Wally Lamb’s highly successful second novel,
I Know This Much Is True, like his first,
She’s Come Undone (1) examines a family’s struggle with mental illness and treatment. Both books are important because popular literature, film, and art have a significant impact on how people outside mental health view mental illness and those who endeavor to treat it.
One Flew Over the Cuckoo’s Nest, for example, as a book
(2) and a film, has had a lasting impact on the public’s perception of mental hospitals, ECT, and psychiatric nurses.
Lamb’s focus on mental illness is apparent from the outset. In the opening pages, a central character amputates his hand while on pass from the local psychiatric hospital. With that baptism, the story thrusts the reader into the lives of Thomas and Dominick Birdsey, identical twin brothers born to a single mother and raised in a 1950s Connecticut Naval town. Thomas has schizophrenia, a reality that becomes apparent to the family during his first year of college. In real time, the book covers a short period, from the mutilation episode through several months of Thomas’ inevitable commitment. However, the use of flashbacks and other clever devices (a rediscovered grandfather’s diary is beautifully woven into the story line) allows the story to begin many years before the twins’ birth. This history provides a rich contextual background for the book’s present events and supplies the psychological underpinnings of the main characters.
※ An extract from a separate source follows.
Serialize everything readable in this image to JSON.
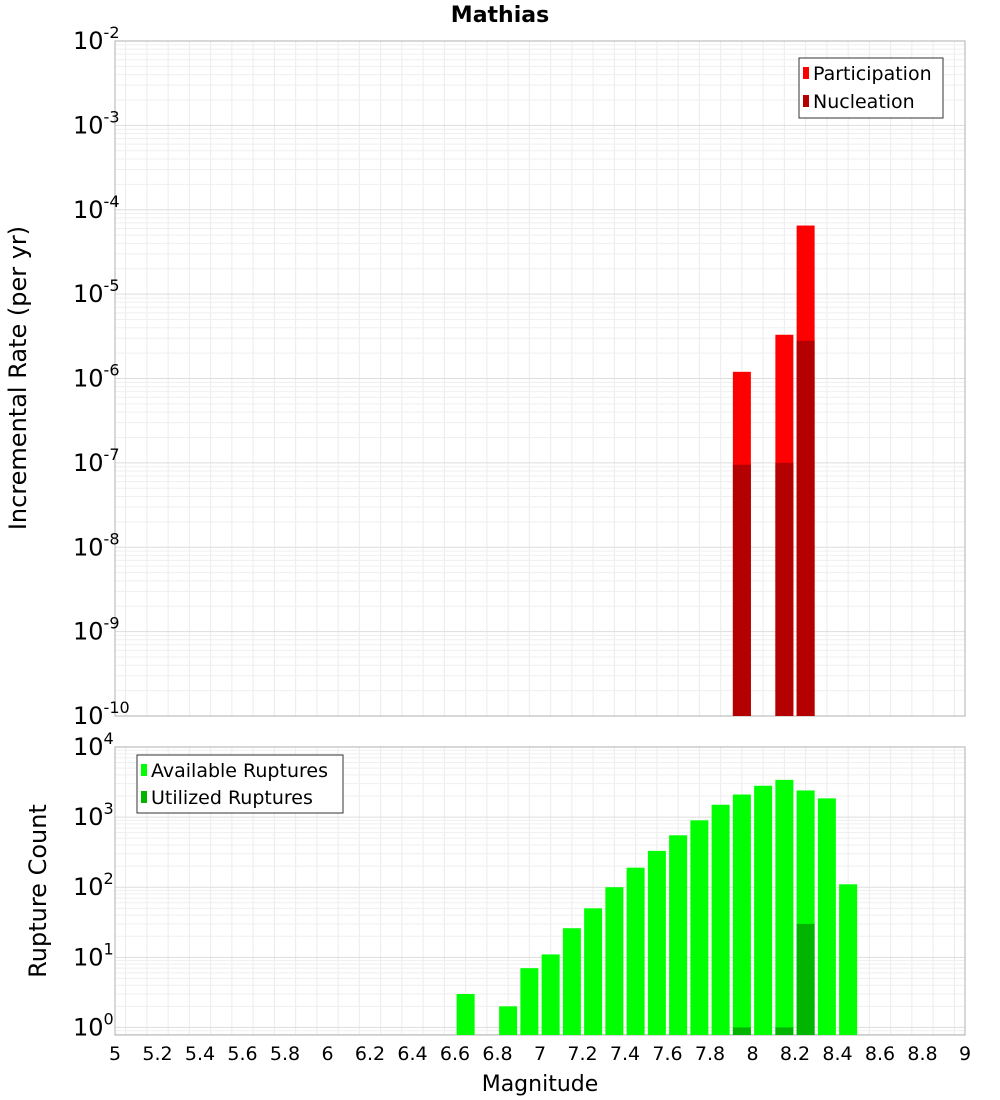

In addition to schizophrenia, the book examines posttraumatic stress disorder (PTSD). Written in the first person by the twin who is not afflicted with schizophrenia, the story recounts a jarring history of multigenerational childhood abuse. Dominick’s memories, coupled with tragedies in his adult life, cause him to develop classic PTSD symptoms that profoundly affect his ability to function. Perhaps the book’s greatest strength is bringing alive how trauma affects individuals and families in complex and sometimes unpredictable ways. Dominick’s struggle with his own wellness, and the expectation that he too could eventually develop schizophrenia, is developed in a realistic and compassionate fashion.
Sadly, despite extensive description and discussion of the forensic treatment setting, Thomas’ psychiatrist is mentioned only in the most peripheral fashion. Rather, the psychiatric establishment is portrayed as a politically motivated and unsympathetic monolith whose main function appears to be locking patients away. The two mental health provider characters who are developed, a social worker and a psychologist, are both portrayed as empathic and skilled patient advocates. Boundary blurring abounds, as it does in many recent portrayals of mental health treatment. The psychologist ends up treating the nonhospitalized brother, and the social worker has him over to her house for dinner.
This is a moving and intense book that describes the experience of those afflicted with mental illness and the families who love them in vivid and unforgettable detail. Lamb explores both psychological and biological contributors to the disease process and presents treatment as appropriate and useful. I Know This Much Is True is, however, unrealistic in many ways and will likely add to a broad literature already in existence that distorts real-life treatment issues and the mental health providers who struggle with them.